The mayor’s wife held him firmly by the shoulder and shook him as she spoke: “And from where did your clever mother steal this man that talks?”
“My mother did not steal him,” said the boy, pulling against her firm grip. He wanted to run away. He wanted to run far away from there.
But the mayor’s wife gripped him ever more tightly. “From where did your clever mother steal my man that talks?”
“He doesn’t talk. She didn’t steal him,” the boy stammered.
“We’ll see about that.”
Now there was a big commotion, and a crowd had gathered — the boys with their kites, the workers with their tools, and even the mayor bustled over.
The mayor proved to be more civil than his wife, because he did not want to scare off any potential votes from among the gathered workers, but the law is the law and theft of property is against the law. His wife, who still had a firm grip on the boy, had so many of them at home that she did not actually recognize this one as the man that had gone missing a month and a half ago, but the man could talk and the boy was obviously poor. That was evidence enough. It did not help that the man kept shouting at intervals, “I want to stay with the boy forever and ever!”
So his mother was called for.
At this point the boy was admitting that the man was not his, because he did not want to get his mother in trouble. He admitted that he had found the man wandering in the bramble.
But the mayor’s wife was demanding justice. There was talk of arrest and punishments severe.
The boy’s mother became distraught. The mayor, again trying to resolve things in a civil fashion, sent for the boy’s father.
The father appeared wearing the uniform of his labor with his head hung low. The father wore the uniform of a loader.

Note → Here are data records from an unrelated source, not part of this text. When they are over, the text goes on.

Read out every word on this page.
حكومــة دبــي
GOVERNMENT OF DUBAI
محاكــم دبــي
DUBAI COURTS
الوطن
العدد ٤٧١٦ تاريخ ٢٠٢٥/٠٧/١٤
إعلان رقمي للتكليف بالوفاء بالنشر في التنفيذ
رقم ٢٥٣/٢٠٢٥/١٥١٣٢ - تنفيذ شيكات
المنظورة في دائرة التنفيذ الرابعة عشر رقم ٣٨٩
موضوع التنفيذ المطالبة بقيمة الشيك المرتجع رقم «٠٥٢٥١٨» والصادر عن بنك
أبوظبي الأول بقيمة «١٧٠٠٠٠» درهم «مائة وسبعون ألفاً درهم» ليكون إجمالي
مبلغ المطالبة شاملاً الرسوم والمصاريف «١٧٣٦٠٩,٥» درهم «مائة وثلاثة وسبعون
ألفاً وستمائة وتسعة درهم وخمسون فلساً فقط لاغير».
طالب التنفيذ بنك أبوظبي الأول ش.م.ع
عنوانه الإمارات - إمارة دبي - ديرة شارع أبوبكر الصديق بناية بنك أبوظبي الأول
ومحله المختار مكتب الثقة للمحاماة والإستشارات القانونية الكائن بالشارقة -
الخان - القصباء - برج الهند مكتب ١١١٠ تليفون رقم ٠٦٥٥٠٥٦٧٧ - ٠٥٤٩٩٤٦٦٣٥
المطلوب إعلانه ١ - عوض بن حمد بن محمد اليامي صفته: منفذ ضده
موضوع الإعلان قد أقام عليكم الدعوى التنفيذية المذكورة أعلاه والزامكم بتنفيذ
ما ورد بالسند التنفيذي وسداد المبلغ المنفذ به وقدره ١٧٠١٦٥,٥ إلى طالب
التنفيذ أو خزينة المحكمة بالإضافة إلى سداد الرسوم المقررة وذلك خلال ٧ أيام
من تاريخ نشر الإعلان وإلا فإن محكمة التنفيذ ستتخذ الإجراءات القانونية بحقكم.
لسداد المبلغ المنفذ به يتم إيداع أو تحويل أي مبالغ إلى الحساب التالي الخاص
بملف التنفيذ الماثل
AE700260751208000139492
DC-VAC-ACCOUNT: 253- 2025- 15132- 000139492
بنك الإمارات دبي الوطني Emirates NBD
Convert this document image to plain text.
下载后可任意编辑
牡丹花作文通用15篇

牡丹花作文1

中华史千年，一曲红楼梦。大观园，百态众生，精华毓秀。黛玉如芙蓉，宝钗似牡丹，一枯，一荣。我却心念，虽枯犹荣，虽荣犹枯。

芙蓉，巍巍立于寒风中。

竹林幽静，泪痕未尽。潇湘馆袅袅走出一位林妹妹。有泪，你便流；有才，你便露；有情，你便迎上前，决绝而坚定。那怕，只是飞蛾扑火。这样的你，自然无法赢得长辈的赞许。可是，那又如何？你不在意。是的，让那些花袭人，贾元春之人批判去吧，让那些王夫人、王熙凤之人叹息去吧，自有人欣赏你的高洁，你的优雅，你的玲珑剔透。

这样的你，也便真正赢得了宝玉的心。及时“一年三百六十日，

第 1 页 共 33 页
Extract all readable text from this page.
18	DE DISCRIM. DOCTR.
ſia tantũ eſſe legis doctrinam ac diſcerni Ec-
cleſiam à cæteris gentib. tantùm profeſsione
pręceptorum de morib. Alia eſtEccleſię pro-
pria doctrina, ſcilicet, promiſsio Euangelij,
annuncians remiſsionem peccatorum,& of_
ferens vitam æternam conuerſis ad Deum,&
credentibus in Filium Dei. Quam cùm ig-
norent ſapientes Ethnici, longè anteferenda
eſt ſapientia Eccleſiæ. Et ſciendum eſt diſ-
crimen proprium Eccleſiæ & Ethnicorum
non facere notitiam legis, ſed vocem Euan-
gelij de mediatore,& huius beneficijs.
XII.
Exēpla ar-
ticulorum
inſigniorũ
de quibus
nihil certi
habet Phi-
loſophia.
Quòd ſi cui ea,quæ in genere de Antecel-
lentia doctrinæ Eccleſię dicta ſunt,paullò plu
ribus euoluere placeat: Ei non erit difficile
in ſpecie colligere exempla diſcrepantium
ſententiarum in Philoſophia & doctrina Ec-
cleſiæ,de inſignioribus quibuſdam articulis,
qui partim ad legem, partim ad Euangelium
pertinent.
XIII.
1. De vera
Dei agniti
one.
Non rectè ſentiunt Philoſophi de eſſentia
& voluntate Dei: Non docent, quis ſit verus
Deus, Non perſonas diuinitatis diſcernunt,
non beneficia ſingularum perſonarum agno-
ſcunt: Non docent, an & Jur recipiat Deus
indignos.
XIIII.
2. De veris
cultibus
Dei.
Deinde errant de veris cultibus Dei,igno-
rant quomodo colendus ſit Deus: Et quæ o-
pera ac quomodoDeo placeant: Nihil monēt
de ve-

The mayor’s wife was issuing threats in a voice that had become hoarse from shouting, the mother was weeping softly with her hand on the boy’s head, and the boy was holding the man’s hand, or rather the man was clutching the boy’s hand and repeating, “I like the boy. I want to stay with the boy forever and ever. I like the boy. I like his mother too.”
The mayor pulled the father away from the throng and addressed him: “Do you understand what is going on here?”
The father answered sadly, “Yes, I do, sir.”
“My wife has every right, you know?”
The father sighed, “Yes, I know she does.”
“Do you have any idea the trouble you and your family are in if she pursues this? And you are completely in the wrong on this.”
The father nodded hopelessly, the worry lines on his face multiplying.
“But,” the mayor whispered, “she does tend to blow things out of proportion.”
“Does she?” asked the father.
The mayor pressed a finger to a dirt-caked button on the father’s uniform. “Now, we have an election coming up. There are big things that I would like to do. Big things for everyone. And I need votes. Everyone’s votes. Yours. Your neighbors’. Your fellow loaders’. I have big plans for everyone, but my wife — she blows everything completely out of proportion.”